Today, the U.S. Supreme Court will hear arguments in Espinoza v. Montana Department of Revenue, which challenges the use of the state’s Blaine amendment to torpedo a tax credit scholarship law.

Blaine amendments prohibit the state from directly or indirectly allocating government dollars to faith-based organizations or programs.  North Carolina does not have a Blaine amendment, but 37 states do.

Nick Sibilla of the Institute for Justice writes in The Atlantic,

At first glance, Blaine Amendments may seem like a benign way to ensure the government’s neutrality toward religion. In the 1875 speech that inspired Representative Blaine, President Ulysses S. Grant called for a federal ban on government funding for “sectarian schools” in order to “keep the Church and state forever separate.” More recently, nine states with Blaine Amendments collectively filed an amicus brief in the Espinoza case, arguing that no-aid provisions like theirs and Montana’s merely “sought to solidify the Framers’ original design separating church and State.”
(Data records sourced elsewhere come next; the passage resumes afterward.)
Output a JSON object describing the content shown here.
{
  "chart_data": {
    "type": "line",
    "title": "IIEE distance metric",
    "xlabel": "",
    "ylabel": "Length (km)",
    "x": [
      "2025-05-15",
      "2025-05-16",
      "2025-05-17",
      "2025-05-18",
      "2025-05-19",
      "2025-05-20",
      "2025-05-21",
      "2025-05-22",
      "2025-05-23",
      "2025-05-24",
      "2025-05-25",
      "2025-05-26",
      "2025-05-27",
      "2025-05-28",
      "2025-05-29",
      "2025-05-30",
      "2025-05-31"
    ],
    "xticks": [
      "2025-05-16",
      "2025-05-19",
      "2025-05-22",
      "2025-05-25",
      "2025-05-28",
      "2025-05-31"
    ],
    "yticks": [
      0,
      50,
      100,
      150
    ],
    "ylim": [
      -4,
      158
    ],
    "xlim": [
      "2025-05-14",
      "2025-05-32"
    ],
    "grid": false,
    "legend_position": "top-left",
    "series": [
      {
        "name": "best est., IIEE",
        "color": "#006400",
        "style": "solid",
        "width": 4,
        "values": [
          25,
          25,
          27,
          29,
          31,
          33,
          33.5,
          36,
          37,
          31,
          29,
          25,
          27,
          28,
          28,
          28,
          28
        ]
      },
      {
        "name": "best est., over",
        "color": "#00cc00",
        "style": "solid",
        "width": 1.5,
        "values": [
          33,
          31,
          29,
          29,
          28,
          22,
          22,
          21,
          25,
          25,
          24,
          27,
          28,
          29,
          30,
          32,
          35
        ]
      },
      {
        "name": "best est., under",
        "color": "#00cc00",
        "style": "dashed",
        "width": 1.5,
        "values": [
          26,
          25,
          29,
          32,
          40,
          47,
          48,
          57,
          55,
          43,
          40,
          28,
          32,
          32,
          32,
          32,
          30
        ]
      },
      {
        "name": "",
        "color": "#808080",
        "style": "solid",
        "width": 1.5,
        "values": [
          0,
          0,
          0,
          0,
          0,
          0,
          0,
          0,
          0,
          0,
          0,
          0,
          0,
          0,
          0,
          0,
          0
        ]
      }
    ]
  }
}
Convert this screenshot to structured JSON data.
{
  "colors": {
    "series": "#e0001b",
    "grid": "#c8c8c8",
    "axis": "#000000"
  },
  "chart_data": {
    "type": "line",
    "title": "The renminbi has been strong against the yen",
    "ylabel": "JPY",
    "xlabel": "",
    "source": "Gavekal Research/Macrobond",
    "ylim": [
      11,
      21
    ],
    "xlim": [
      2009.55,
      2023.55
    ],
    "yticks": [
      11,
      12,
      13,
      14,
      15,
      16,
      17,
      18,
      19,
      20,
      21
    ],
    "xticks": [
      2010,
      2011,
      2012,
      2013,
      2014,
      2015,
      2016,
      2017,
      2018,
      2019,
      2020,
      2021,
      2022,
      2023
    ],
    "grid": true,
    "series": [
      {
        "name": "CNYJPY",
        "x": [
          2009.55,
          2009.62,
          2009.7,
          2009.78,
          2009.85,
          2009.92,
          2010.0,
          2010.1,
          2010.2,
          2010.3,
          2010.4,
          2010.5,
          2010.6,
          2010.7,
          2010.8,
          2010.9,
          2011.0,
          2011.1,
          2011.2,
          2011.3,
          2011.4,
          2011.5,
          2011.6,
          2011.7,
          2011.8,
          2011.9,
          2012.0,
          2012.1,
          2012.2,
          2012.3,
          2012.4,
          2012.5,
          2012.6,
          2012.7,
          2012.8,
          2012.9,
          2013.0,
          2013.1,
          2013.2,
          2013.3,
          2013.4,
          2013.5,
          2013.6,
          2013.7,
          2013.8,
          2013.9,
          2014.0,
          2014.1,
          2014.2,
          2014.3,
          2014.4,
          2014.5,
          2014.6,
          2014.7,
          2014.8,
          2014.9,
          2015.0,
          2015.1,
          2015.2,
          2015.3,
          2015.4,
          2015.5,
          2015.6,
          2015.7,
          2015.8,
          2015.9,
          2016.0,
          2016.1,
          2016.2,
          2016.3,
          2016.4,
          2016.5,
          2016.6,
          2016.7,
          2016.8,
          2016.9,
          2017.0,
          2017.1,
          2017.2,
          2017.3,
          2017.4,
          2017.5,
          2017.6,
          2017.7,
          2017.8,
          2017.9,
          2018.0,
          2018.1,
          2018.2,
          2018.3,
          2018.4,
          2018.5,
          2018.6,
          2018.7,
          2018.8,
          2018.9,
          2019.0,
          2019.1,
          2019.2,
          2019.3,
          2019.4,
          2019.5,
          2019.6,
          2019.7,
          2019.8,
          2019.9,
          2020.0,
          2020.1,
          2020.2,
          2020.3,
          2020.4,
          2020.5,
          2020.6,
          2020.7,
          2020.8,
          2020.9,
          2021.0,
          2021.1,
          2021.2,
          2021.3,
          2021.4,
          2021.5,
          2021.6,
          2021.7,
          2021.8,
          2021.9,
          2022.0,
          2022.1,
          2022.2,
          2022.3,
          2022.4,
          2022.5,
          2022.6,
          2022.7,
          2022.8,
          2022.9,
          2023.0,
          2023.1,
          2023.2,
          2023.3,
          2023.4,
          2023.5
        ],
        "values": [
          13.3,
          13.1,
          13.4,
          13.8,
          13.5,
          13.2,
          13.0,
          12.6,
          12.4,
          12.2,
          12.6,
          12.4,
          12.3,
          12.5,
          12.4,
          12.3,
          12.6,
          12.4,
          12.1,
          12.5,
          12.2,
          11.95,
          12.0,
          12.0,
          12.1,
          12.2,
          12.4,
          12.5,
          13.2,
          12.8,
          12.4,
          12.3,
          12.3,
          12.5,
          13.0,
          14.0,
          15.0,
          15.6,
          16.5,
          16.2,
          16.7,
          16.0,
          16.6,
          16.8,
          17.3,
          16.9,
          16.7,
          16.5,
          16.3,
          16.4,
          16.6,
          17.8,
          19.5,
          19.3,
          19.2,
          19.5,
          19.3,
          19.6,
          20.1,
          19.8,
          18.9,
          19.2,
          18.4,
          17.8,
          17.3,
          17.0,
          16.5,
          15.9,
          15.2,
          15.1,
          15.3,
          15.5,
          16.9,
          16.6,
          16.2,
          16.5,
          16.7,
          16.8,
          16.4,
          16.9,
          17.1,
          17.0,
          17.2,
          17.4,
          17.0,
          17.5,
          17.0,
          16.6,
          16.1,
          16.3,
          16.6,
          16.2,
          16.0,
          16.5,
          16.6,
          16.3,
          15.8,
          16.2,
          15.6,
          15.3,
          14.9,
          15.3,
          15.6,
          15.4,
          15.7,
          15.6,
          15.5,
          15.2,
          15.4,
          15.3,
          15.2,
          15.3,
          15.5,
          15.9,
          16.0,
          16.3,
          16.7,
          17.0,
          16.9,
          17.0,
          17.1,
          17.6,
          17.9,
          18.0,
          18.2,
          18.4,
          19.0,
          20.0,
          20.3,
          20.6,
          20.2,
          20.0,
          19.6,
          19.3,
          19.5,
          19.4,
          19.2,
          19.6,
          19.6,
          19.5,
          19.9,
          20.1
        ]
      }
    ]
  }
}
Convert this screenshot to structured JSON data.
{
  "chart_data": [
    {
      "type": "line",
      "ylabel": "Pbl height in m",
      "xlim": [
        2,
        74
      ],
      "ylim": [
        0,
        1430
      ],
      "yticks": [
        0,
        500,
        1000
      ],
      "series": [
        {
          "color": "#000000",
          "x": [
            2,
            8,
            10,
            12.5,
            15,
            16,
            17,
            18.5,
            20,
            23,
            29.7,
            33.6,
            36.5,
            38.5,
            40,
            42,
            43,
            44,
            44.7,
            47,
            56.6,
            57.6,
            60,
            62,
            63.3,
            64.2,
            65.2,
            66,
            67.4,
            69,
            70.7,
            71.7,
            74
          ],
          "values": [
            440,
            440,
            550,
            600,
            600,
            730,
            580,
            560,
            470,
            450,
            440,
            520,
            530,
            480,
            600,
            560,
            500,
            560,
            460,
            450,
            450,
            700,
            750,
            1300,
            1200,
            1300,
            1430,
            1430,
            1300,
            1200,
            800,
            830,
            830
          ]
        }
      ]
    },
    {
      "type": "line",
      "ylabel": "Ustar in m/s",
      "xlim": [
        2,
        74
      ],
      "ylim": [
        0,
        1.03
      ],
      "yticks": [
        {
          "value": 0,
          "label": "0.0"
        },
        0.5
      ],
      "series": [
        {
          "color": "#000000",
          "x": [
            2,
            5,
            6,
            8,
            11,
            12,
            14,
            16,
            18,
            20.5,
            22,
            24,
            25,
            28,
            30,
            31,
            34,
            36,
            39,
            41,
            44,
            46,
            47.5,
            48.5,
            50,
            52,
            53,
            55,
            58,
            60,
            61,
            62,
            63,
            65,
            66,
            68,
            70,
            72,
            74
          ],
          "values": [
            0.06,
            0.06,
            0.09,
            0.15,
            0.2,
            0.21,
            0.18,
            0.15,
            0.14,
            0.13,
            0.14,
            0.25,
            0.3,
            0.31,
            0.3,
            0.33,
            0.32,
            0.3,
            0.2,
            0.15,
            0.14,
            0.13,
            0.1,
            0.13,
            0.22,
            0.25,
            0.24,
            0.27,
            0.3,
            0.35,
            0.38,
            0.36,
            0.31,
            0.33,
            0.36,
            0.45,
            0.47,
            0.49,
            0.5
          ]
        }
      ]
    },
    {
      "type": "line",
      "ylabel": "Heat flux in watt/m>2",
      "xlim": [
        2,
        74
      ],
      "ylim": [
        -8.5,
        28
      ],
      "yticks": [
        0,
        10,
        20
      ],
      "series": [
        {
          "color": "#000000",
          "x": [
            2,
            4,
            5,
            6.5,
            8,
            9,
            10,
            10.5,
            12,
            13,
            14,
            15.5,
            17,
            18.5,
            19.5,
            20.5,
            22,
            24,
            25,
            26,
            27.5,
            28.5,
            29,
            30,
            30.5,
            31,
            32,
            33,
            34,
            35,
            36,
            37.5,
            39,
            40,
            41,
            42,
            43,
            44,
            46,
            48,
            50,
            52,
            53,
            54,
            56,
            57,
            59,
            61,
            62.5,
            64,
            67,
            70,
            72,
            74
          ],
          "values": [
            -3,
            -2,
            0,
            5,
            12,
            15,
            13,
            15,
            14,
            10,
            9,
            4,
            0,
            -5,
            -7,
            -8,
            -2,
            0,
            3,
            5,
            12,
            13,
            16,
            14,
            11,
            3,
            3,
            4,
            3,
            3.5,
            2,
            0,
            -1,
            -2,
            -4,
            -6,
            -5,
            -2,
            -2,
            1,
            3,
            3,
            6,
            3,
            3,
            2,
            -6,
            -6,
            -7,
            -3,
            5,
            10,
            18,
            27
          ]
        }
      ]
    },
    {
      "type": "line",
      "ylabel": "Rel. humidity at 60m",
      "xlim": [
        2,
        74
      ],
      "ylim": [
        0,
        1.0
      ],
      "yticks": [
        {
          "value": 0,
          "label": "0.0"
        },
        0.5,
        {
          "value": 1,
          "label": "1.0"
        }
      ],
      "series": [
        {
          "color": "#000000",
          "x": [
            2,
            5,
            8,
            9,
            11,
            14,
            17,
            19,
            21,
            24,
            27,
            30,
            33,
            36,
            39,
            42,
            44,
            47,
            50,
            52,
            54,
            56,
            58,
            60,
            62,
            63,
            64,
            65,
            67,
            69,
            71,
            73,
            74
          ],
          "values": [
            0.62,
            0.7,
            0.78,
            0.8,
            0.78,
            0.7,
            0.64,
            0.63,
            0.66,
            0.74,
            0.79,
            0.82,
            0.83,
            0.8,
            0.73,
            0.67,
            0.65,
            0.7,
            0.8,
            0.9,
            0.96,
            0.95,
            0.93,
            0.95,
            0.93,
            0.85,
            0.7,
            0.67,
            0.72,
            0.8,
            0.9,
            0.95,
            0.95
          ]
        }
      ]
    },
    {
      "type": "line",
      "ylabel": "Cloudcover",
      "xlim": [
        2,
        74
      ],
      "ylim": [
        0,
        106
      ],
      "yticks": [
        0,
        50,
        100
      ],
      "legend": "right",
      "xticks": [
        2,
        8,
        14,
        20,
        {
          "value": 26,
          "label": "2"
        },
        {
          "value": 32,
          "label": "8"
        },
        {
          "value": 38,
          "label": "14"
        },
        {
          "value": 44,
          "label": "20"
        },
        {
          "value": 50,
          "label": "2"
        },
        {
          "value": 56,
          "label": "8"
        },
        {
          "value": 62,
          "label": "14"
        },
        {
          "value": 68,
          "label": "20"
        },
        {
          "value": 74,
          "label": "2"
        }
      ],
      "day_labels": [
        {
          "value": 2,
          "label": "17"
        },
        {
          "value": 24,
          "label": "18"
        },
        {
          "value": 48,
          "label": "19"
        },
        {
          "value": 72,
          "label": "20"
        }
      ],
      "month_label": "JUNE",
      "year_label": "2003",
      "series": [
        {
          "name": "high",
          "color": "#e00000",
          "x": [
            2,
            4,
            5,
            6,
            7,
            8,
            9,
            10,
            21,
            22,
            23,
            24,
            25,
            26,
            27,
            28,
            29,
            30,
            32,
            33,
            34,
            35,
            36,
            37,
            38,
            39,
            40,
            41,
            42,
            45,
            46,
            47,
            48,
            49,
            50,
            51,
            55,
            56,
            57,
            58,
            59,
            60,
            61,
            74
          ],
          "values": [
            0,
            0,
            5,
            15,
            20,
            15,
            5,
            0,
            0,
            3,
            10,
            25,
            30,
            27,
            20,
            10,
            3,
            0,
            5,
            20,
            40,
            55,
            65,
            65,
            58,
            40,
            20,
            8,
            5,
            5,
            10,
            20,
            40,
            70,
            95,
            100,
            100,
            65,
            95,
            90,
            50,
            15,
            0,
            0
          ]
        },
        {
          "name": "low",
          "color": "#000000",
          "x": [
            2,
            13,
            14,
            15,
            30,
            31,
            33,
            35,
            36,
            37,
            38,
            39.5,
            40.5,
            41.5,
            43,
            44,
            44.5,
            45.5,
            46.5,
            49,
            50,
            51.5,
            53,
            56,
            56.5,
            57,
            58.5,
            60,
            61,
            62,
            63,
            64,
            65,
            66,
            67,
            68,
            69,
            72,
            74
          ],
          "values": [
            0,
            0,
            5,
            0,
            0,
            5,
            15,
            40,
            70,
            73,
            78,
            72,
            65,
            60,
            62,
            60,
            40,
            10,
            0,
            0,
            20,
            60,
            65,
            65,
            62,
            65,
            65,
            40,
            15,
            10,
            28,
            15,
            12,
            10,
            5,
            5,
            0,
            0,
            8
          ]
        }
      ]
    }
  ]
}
But Blaine Amendments weren’t truly devoted to the separation of Church and state. Instead, they were mainly focused on separating the Catholic Church and state. Although public schools are largely secular today, that wasn’t the case in the 19th century. Public or “common” schools typically instilled in their students a nondenominational form of Protestantism, requiring them to sing hymns, pray, and read from the King James Bible—in direct conflict with Catholic dogma.

For decades, the U.S. Supreme Court has repeatedly struck down laws and policies that hide their prejudice behind a fig leaf of neutrality. With Espinoza, the high court should seize the opportunity to continue this legacy.

If the Supreme Court sides with the plaintiff, it may bury Blaine amendments once and for all.